FIG. 3 is a sectional view of a semiconductor laser used in a third embodiment.

[Explanation of symbols]

DESCRIPTION OF SYMBOLS 1 ... Susceptor, 2 ... Substrate, 3 ... Heater, 4 ... Gas inlet valve, 5 ... Helicon antenna, 6 ... RF power supply, 7 ... Magnetic coil, 8 ... Helicon plasma, 9 ... Synthetic quartz window, 1
0: Si target, 11: plume, 12: plasma flow, 13: purge gas inlet valve, 14: Al target, 301: AlNH layer, 302: SiO ₂ layer, 30
3 AR film, 304 HR film, 405 substrate, 406
Buffer layer, 407: cladding layer, 408: active layer, 4
09: clad layer, 410: optical waveguide layer, 411: clad layer, 412: cap layer, 413: current confinement layer, 4
14 contact layer, 415 p-type ohmic layer, 41
6 ... n-type ohmic layer, 417 ... barrier layer, 418 ... strained quantum well layer.
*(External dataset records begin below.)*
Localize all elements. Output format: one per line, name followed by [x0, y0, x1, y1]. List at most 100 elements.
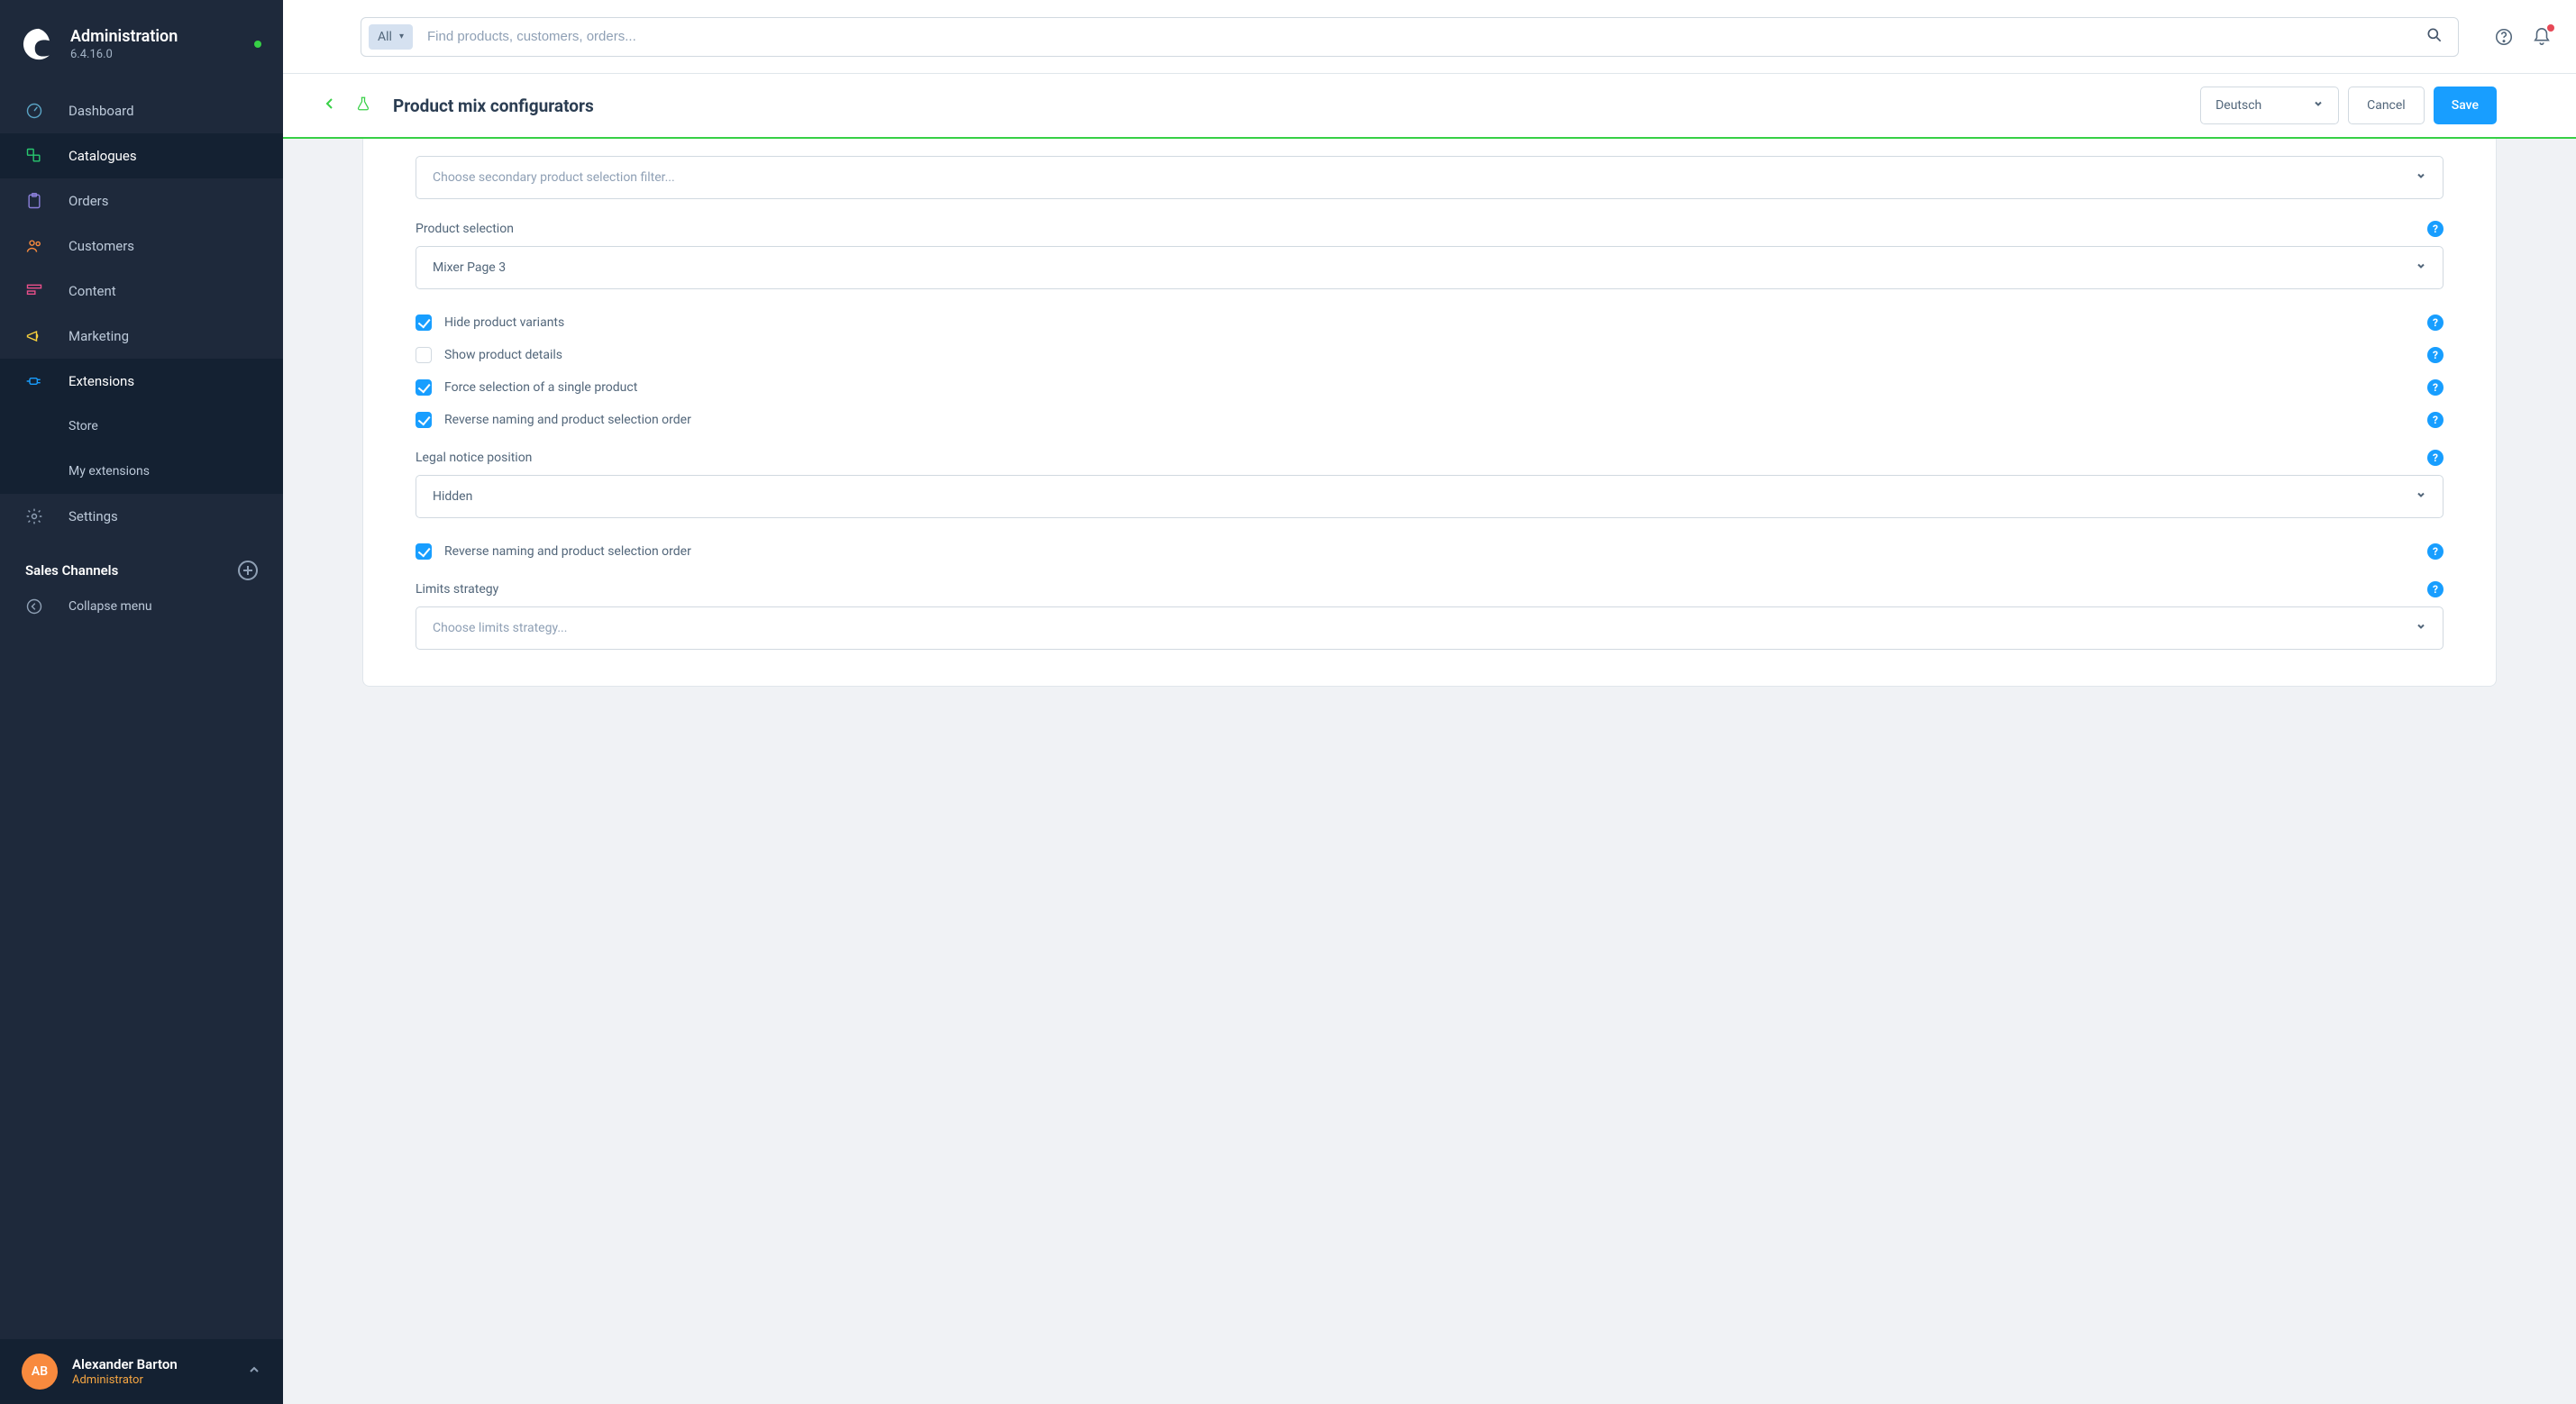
search-input[interactable] — [413, 29, 2425, 44]
legal-notice-label: Legal notice position — [416, 451, 532, 465]
force-single-label: Force selection of a single product — [444, 380, 637, 395]
help-icon[interactable]: ? — [2427, 379, 2444, 396]
nav-sub-label: My extensions — [69, 464, 150, 479]
product-selection-label: Product selection — [416, 222, 514, 236]
nav-extensions-my[interactable]: My extensions — [0, 449, 283, 494]
limits-label: Limits strategy — [416, 582, 498, 597]
help-icon[interactable]: ? — [2427, 543, 2444, 560]
chevron-down-icon — [2313, 98, 2324, 113]
sales-channels-header: Sales Channels — [0, 539, 283, 580]
beaker-icon — [355, 96, 371, 115]
megaphone-icon — [25, 327, 43, 345]
secondary-filter-select[interactable]: Choose secondary product selection filte… — [416, 156, 2444, 199]
collapse-menu-button[interactable]: Collapse menu — [0, 584, 283, 629]
hide-variants-label: Hide product variants — [444, 315, 564, 330]
nav-catalogues[interactable]: Catalogues — [0, 133, 283, 178]
search-icon[interactable] — [2425, 26, 2444, 48]
nav-label: Orders — [69, 193, 109, 209]
app-title: Administration — [70, 27, 178, 46]
nav-label: Customers — [69, 238, 134, 254]
select-value: Hidden — [433, 489, 472, 504]
boxes-icon — [25, 147, 43, 165]
nav-label: Marketing — [69, 328, 129, 344]
app-logo — [22, 27, 56, 61]
chevron-down-icon — [2416, 260, 2426, 275]
hide-variants-checkbox[interactable] — [416, 315, 432, 331]
back-button[interactable] — [323, 96, 337, 114]
select-placeholder: Choose limits strategy... — [433, 621, 567, 635]
notification-dot — [2547, 24, 2554, 32]
show-details-checkbox[interactable] — [416, 347, 432, 363]
page-title: Product mix configurators — [393, 96, 594, 116]
reverse-naming2-label: Reverse naming and product selection ord… — [444, 544, 691, 559]
cancel-button[interactable]: Cancel — [2348, 87, 2425, 124]
reverse-naming2-checkbox[interactable] — [416, 543, 432, 560]
help-icon[interactable]: ? — [2427, 412, 2444, 428]
nav-label: Extensions — [69, 373, 134, 389]
global-search: All ▾ — [361, 17, 2459, 57]
help-icon[interactable]: ? — [2427, 315, 2444, 331]
sidebar: Administration 6.4.16.0 Dashboard Catalo… — [0, 0, 283, 1404]
save-button[interactable]: Save — [2434, 87, 2497, 124]
chevron-up-icon — [247, 1363, 261, 1381]
nav-settings[interactable]: Settings — [0, 494, 283, 539]
status-indicator — [254, 41, 261, 48]
users-icon — [25, 237, 43, 255]
search-scope-label: All — [378, 30, 392, 44]
user-name: Alexander Barton — [72, 1356, 178, 1372]
gear-icon — [25, 507, 43, 525]
select-value: Mixer Page 3 — [433, 260, 506, 275]
cancel-label: Cancel — [2367, 98, 2406, 113]
product-selection-select[interactable]: Mixer Page 3 — [416, 246, 2444, 289]
notifications-button[interactable] — [2531, 26, 2553, 48]
help-icon[interactable]: ? — [2427, 221, 2444, 237]
nav-extensions-store[interactable]: Store — [0, 404, 283, 449]
chevron-down-icon — [2416, 170, 2426, 185]
plug-icon — [25, 372, 43, 390]
user-menu[interactable]: AB Alexander Barton Administrator — [0, 1339, 283, 1404]
user-role: Administrator — [72, 1373, 178, 1387]
reverse-naming-checkbox[interactable] — [416, 412, 432, 428]
topbar: All ▾ — [283, 0, 2576, 74]
sales-channels-title: Sales Channels — [25, 562, 118, 579]
chevron-down-icon: ▾ — [399, 32, 404, 41]
chevron-down-icon — [2416, 489, 2426, 504]
force-single-checkbox[interactable] — [416, 379, 432, 396]
nav-orders[interactable]: Orders — [0, 178, 283, 223]
form-card: Choose secondary product selection filte… — [362, 139, 2497, 687]
collapse-icon — [25, 597, 43, 615]
nav-label: Settings — [69, 508, 118, 524]
reverse-naming-label: Reverse naming and product selection ord… — [444, 413, 691, 427]
search-scope-selector[interactable]: All ▾ — [369, 24, 413, 50]
avatar: AB — [22, 1354, 58, 1390]
nav-dashboard[interactable]: Dashboard — [0, 88, 283, 133]
nav-content[interactable]: Content — [0, 269, 283, 314]
layout-icon — [25, 282, 43, 300]
help-icon[interactable]: ? — [2427, 450, 2444, 466]
nav-extensions[interactable]: Extensions — [0, 359, 283, 404]
select-placeholder: Choose secondary product selection filte… — [433, 170, 675, 185]
save-label: Save — [2452, 98, 2479, 113]
legal-notice-select[interactable]: Hidden — [416, 475, 2444, 518]
clipboard-icon — [25, 192, 43, 210]
help-icon[interactable]: ? — [2427, 347, 2444, 363]
chevron-down-icon — [2416, 621, 2426, 635]
content-area: Choose secondary product selection filte… — [283, 139, 2576, 1404]
nav-label: Catalogues — [69, 148, 137, 164]
sidebar-header: Administration 6.4.16.0 — [0, 0, 283, 88]
gauge-icon — [25, 102, 43, 120]
show-details-label: Show product details — [444, 348, 562, 362]
add-sales-channel-button[interactable] — [238, 561, 258, 580]
app-version: 6.4.16.0 — [70, 48, 178, 61]
language-value: Deutsch — [2215, 98, 2261, 113]
nav-customers[interactable]: Customers — [0, 223, 283, 269]
main-nav: Dashboard Catalogues Orders Customers Co… — [0, 88, 283, 539]
language-select[interactable]: Deutsch — [2200, 87, 2339, 124]
limits-strategy-select[interactable]: Choose limits strategy... — [416, 606, 2444, 650]
collapse-label: Collapse menu — [69, 599, 152, 614]
nav-marketing[interactable]: Marketing — [0, 314, 283, 359]
page-header: Product mix configurators Deutsch Cancel… — [283, 74, 2576, 139]
help-button[interactable] — [2493, 26, 2515, 48]
help-icon[interactable]: ? — [2427, 581, 2444, 597]
nav-sub-label: Store — [69, 419, 98, 433]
Continued on front page F term (reference) 4K029 AA04 BA46 BA58 BB02 BD01 CA04 DB20 DD02 5F045 AA12 AA16 AB10 AB32 AB40 AC11 AC15 AD05 AE13 AF04 AF09 BB13 CA12 DC64 DP05 EH16 GB12 HA22 5F058 BA04 BB02 BC02 BC09 BF07 BF07 B09

Claims (8)

[Claims] 1. A method for forming a thin film in which a first constituent element raw material of a thin film composed of at least two elements is a solid and a second constituent element raw material is a gas molecule is provided. Forming a thin film by evaporating a solid material by a laser ablation method, exciting a gas material of the second constituent element by plasma, supplying the above two kinds of materials to a substrate surface, and depositing a thin film on the substrate surface; Method. 2. A thin film comprising at least three elements, wherein the first and second constituent element raw materials are solid compounds made of the first and second elements, and the third constituent element raw material is gas molecules. In a method of forming a thin film, a solid compound raw material of the first and second constituent elements is evaporated by a laser ablation method, a gas raw material of a third constituent element is plasma-excited, and the above three kinds of raw materials are supplied to a substrate surface. And depositing a thin film on the surface of the substrate. 3. A thin film composed of at least three elements, wherein the first constituent element raw material is a solid, and the second and third elements are solid.
In the method of forming a thin film in which the constituent element material is a gas molecule, the solid source material of the first and second constituent elements is evaporated by a laser ablation method, and the gas material of the second and third constituent elements is plasma-excited, The above 3 on the substrate surface
A method for forming a thin film, comprising supplying seed materials and depositing a thin film on a substrate surface. 4. A thin film according to claim 1, wherein a plume generated by laser ablation is supplied to a substrate surface after plasma excitation, and a thin film is deposited on the substrate surface. Formation method. 5. A thin film forming apparatus comprising a solid raw material evaporating apparatus, a gas raw material introducing section, a plasma exciting apparatus and a substrate susceptor, wherein a solid raw material evaporating apparatus comprising an optical window for introducing laser light, an optical system for converging laser light, and a solid target. A thin film forming apparatus equipped with the apparatus. 6. A thin film forming apparatus according to claim 5, wherein a plasma excitation device is arranged between the solid material evaporator and the substrate susceptor. 7. The thin-film forming apparatus according to claim 5, wherein a plasma excitation device is arranged between at least two targets and the substrate susceptor in the target holding section of the solid raw material evaporating device. 8. A semiconductor light emitting device wherein a thin film formed by the method according to claim 1 is provided on an end face of an optical resonator.